When I have nothing better to do, I poke around the Library of Congress pictures collection, looking for images that are new to me. I recently came across one that really surprised me. Drawn in 1839 by Augustus Köllner, it is entitled “Tiber Creek, North east of the Capitol” and shows a train crossing a bridge, with two cows chasing each other in front of it, plus a horse watching the whole scene.
It is a bucolic scene, and one that would today be unthinkable anywhere in the District, but was, in fact, less than a half mile from the Capitol.
Augustus Köllner (sometimes rendered as Koellner or Kollner) was born in 1812 in the German state of Württemberg. His gift for painting showed itself early, especially when it came to drawing animals. By the time he was 16, he was working as an engraver in Stuttgart. After a brief sojourn in Paris, he boarded a ship in 1839 and headed to Washington.
His time in the nation’s capital was not long, but was extremely prolific. His pictures show not only a city in embryo, but the grand halls that were used by the House of Representatives and the Senate.
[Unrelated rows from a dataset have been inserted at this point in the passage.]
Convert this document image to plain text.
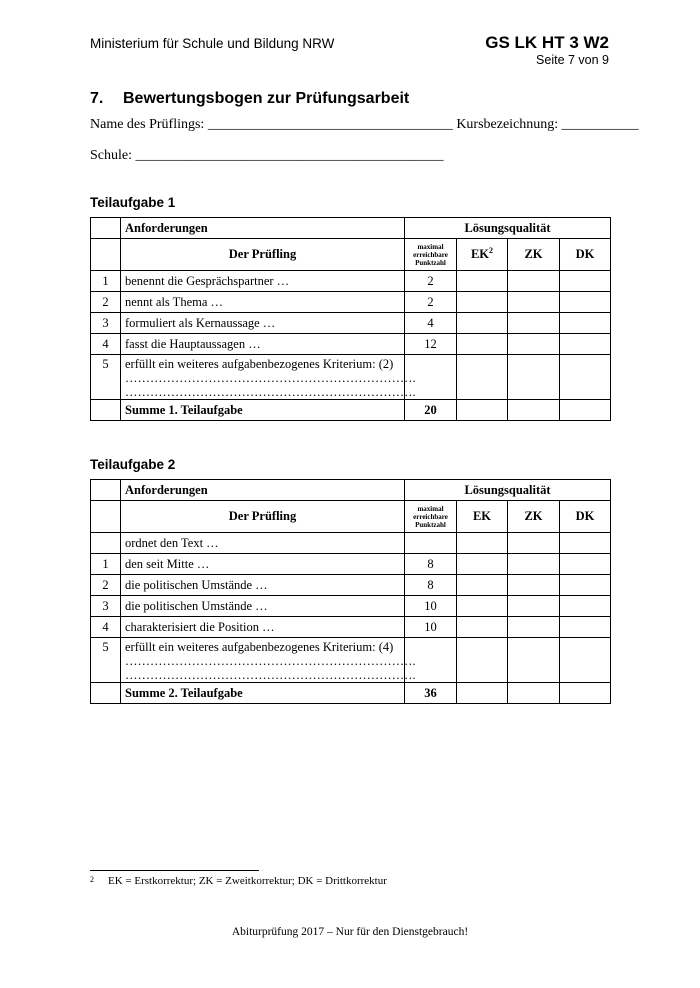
Ministerium für Schule und Bildung NRW	GS LK HT 3 W2
Seite 7 von 9
7. Bewertungsbogen zur Prüfungsarbeit
Name des Prüflings: ___________________________________ Kursbezeichnung: ___________
Schule: ____________________________________________
Teilaufgabe 1
	Anforderungen	Lösungsqualität			
	Der Prüfling	maximal
erreichbare
Punktzahl	$EK^2$	ZK	DK
1	benennt die Gesprächspartner …	2			
2	nennt als Thema …	2			
3	formuliert als Kernaussage …	4			
4	fasst die Hauptaussagen …	12			
5	erfüllt ein weiteres aufgabenbezogenes Kriterium: (2)
…………………………………………………………….
…………………………………………………………….				

	Summe 1. Teilaufgabe	20			
Teilaufgabe 2
	Anforderungen	Lösungsqualität			
	Der Prüfling	maximal
erreichbare
Punktzahl	EK	ZK	DK
	ordnet den Text …				
1	den seit Mitte …	8			
2	die politischen Umstände …	8			
3	die politischen Umstände …	10			
4	charakterisiert die Position …	10			
5	erfüllt ein weiteres aufgabenbezogenes Kriterium: (4)
…………………………………………………………….
…………………………………………………………….				

	Summe 2. Teilaufgabe	36			
2 EK = Erstkorrektur; ZK = Zweitkorrektur; DK = Drittkorrektur
Abiturprüfung 2017 – Nur für den Dienstgebrauch!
The following year, he broke with Philip Haas, who had employed him during his time in Washington, and set out traveling, ending up later that year in Philadelphia, where he would spend the rest of his life. (This summary was taken from Nicholas B. Wainright’s article “Augustus Kollner, Artist” published June 1960 in the Pennsylvania Magazine of History and Biography. That is also the source of Köllner’s picture, above)
As to his picture “Tiber Creek, North east of the Capitol,” the tracks are those of the Baltimore and Ohio railroad, and in particular the Washington branch, which connected the capital with Baltimore. It had opened on August 25, 1835. The track entered the city at 10th and Boundary Streets Northeast (Boundary is Florida Avenue today) and then snaked its way southwest to its terminus at Second Street and Pennsylvania Avenue, Northwest.
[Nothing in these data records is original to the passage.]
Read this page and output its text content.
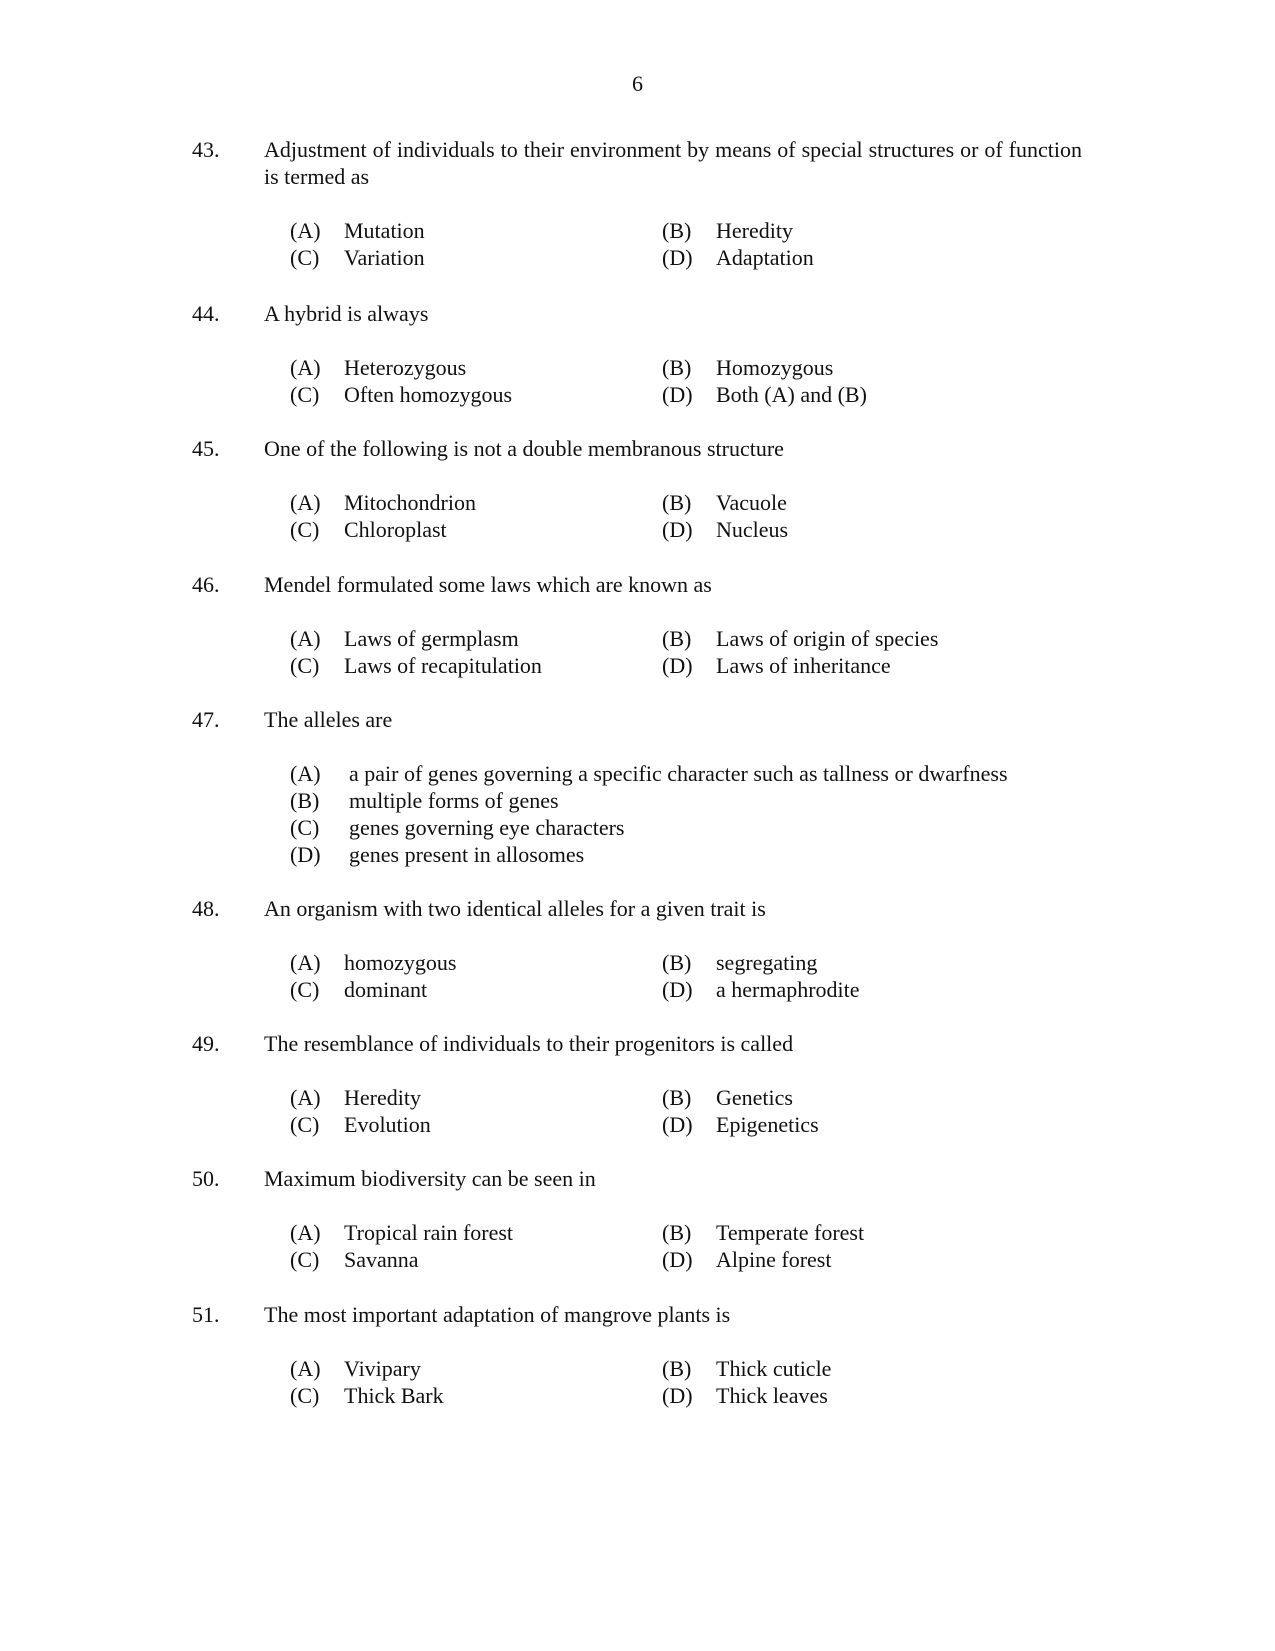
6
43.	Adjustment of individuals to their environment by means of special structures or of function is termed as
(A)	Mutation	(B)	Heredity
(C)	Variation	(D)	Adaptation
44.	A hybrid is always
(A)	Heterozygous	(B)	Homozygous
(C)	Often homozygous	(D)	Both (A) and (B)
45.	One of the following is not a double membranous structure
(A)	Mitochondrion	(B)	Vacuole
(C)	Chloroplast	(D)	Nucleus
46.	Mendel formulated some laws which are known as
(A)	Laws of germplasm	(B)	Laws of origin of species
(C)	Laws of recapitulation	(D)	Laws of inheritance
47.	The alleles are
(A)	a pair of genes governing a specific character such as tallness or dwarfness
(B)	multiple forms of genes
(C)	genes governing eye characters
(D)	genes present in allosomes
48.	An organism with two identical alleles for a given trait is
(A)	homozygous	(B)	segregating
(C)	dominant	(D)	a hermaphrodite
49.	The resemblance of individuals to their progenitors is called
(A)	Heredity	(B)	Genetics
(C)	Evolution	(D)	Epigenetics
50.	Maximum biodiversity can be seen in
(A)	Tropical rain forest	(B)	Temperate forest
(C)	Savanna	(D)	Alpine forest
51.	The most important adaptation of mangrove plants is
(A)	Vivipary	(B)	Thick cuticle
(C)	Thick Bark	(D)	Thick leaves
The engine shown is probably the Lafayette, built in 1837 by the Norris Locomotive Works in Pennsylvania. The Lafayette was used on the Washington spur of the B&O railroad in passenger service, and the description of the cars it pulled, “small closed coaches,” fits with the drawing. A replica of the Lafayette was built in 1927 and was used in numerous movies, including “Amistad.”
The B&O tracks crossed the Tiber Creek just before its terminus, at First and C Streets northwest, but also a branch of the Tiber that extended to 12th and G Streets Northeast. It is probably the latter that is depicted in the picture, as the crossing is at Delaware Avenue between E and F Streets Northeast.
If you want to see the exact location today, that is easy: It is pretty much exactly where the taxi stand in front of Union Station is today. While you will not be far from the trains at that point, it is extremely unlikely that you will see any cattle –gamboling or not– or horses.